Kunden klagen über Täuschung: Rangelei und Online-Betrug um Küchengerät

Der Thermomix kann alles, was man in der Küche können muss - Billigdiscounter bieten ein von Vorwerk abgekupfertes Gerät günstiger an. Das führt zu handfesten Auseinandersetzungen in Filialen von Aldi und Lidl.

Es scheint sich um ein Wunderwerk der Küchentechnologie zu handeln. Jedenfalls sorgen der Thermomix und seine Kopie-Produkte derzeit für allerlei Furore. Die Polizei spricht von "Nahkampfszenen" um die Geräte, im Internet machen dubiose Anbieter Geschäfte.

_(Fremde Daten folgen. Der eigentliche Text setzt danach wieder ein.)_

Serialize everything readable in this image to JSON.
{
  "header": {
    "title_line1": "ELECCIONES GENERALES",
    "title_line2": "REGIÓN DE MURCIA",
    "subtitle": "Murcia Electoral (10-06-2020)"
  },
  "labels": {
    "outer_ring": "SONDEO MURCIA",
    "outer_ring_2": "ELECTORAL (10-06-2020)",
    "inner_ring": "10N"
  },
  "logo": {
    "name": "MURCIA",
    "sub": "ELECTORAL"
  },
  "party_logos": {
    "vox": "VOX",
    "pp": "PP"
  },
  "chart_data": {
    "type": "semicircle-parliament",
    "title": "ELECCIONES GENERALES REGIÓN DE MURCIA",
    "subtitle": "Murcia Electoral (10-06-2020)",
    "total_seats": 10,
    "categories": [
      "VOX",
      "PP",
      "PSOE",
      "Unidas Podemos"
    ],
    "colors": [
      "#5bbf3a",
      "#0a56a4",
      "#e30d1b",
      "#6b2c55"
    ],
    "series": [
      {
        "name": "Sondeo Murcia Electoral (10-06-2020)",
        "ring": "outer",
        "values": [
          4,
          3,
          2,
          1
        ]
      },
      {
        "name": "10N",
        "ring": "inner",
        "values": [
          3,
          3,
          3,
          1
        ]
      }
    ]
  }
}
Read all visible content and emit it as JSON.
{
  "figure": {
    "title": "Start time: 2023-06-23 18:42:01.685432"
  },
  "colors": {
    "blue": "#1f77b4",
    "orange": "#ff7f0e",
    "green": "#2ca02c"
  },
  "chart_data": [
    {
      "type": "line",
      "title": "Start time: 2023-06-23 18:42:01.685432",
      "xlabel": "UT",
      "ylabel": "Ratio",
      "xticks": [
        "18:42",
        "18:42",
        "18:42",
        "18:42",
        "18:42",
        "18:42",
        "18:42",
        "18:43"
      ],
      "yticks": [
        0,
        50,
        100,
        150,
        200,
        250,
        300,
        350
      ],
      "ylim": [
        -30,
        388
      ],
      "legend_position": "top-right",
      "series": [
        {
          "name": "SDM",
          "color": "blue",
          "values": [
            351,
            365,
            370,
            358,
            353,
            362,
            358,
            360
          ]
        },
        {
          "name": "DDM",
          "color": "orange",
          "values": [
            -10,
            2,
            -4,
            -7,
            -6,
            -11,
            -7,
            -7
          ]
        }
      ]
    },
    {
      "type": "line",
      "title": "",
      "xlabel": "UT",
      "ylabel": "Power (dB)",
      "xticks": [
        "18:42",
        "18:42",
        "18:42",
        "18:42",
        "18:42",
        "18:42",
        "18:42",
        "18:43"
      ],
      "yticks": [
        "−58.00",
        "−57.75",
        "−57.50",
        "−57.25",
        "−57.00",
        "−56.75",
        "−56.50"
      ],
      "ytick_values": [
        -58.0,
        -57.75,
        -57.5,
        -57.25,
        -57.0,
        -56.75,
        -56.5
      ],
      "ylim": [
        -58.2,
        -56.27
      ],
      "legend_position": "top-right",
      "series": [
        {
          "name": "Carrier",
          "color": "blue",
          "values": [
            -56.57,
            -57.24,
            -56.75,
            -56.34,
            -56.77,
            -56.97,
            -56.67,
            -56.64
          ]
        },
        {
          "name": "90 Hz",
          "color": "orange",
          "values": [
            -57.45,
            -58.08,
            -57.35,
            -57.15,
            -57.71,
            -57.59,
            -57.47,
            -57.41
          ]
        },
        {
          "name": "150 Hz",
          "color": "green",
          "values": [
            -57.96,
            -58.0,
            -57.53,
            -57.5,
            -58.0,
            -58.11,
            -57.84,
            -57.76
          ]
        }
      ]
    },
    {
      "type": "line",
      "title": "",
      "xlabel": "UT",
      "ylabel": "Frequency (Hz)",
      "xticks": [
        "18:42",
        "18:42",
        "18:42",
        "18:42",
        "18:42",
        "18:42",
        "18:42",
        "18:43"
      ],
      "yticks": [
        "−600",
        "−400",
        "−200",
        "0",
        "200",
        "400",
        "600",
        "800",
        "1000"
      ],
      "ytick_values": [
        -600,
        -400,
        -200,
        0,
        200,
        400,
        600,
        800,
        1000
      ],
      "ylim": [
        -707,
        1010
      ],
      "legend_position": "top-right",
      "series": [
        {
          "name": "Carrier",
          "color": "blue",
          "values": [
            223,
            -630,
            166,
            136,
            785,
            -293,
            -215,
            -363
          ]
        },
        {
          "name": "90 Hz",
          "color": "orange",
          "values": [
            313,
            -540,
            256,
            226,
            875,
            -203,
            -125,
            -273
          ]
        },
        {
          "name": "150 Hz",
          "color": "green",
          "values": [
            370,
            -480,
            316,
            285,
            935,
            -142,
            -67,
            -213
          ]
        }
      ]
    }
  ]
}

Das Original von Vorwerk kostet 1100 Euro. Am 8. Oktober bot Aldi-Süd ein ähnliches Produkt für 199 Euro an, das noch am selben Tag ausverkauft war. Um den Thermomix von Aldi-Süd der Eigenmarke Studio zu ergattern, kam es in zwei Filialen des Discounters zu tumultartigen Szenen: Im oberpfälzischen Weiden warteten bereits Kunden vor dem Supermarkt. Nur sechs Minuten nach Ladenöffnung rief eine überforderte Mitarbeiterin die Polizei. Die Filiale war mit dem Gedränge auf dem Parkplatz, vor dem Eingang und im Laden völlig überfordert. Die Polizei spricht von "unglaublichen Nahkampfszenen", die sich im Geschäft abgespielt haben. Eine Frau mit einem Thermomix wurde vor der Kasse von einem Mann umgerissen, sie krachte in ein Regal und zog sich Prellungen zu - behielt jedoch ihr Gerät fest in der Hand.

In Gernsbach in Baden-Württemberg kämpften zwei Frauen um das letzte Exemplar der Küchen-Allzweckwaffe, mit der man Kochen, Garen, Mixen, Pürieren, Rühren und Zerkleinern kann. Die Polizei spricht von einer "Rangelei": Eine Frau, die das Paket freudig in der Hand hielt, wurde von einer anderen Kundin zu Boden gerissen. Diese schnappte sich den Thermokocher, rannte zur Kasse, bezahlte und verschwand. Derzeit ermittelt die Polizei gegen die Frau wegen Körperverletzung - eine Zeugin hatte das Kennzeichen notiert.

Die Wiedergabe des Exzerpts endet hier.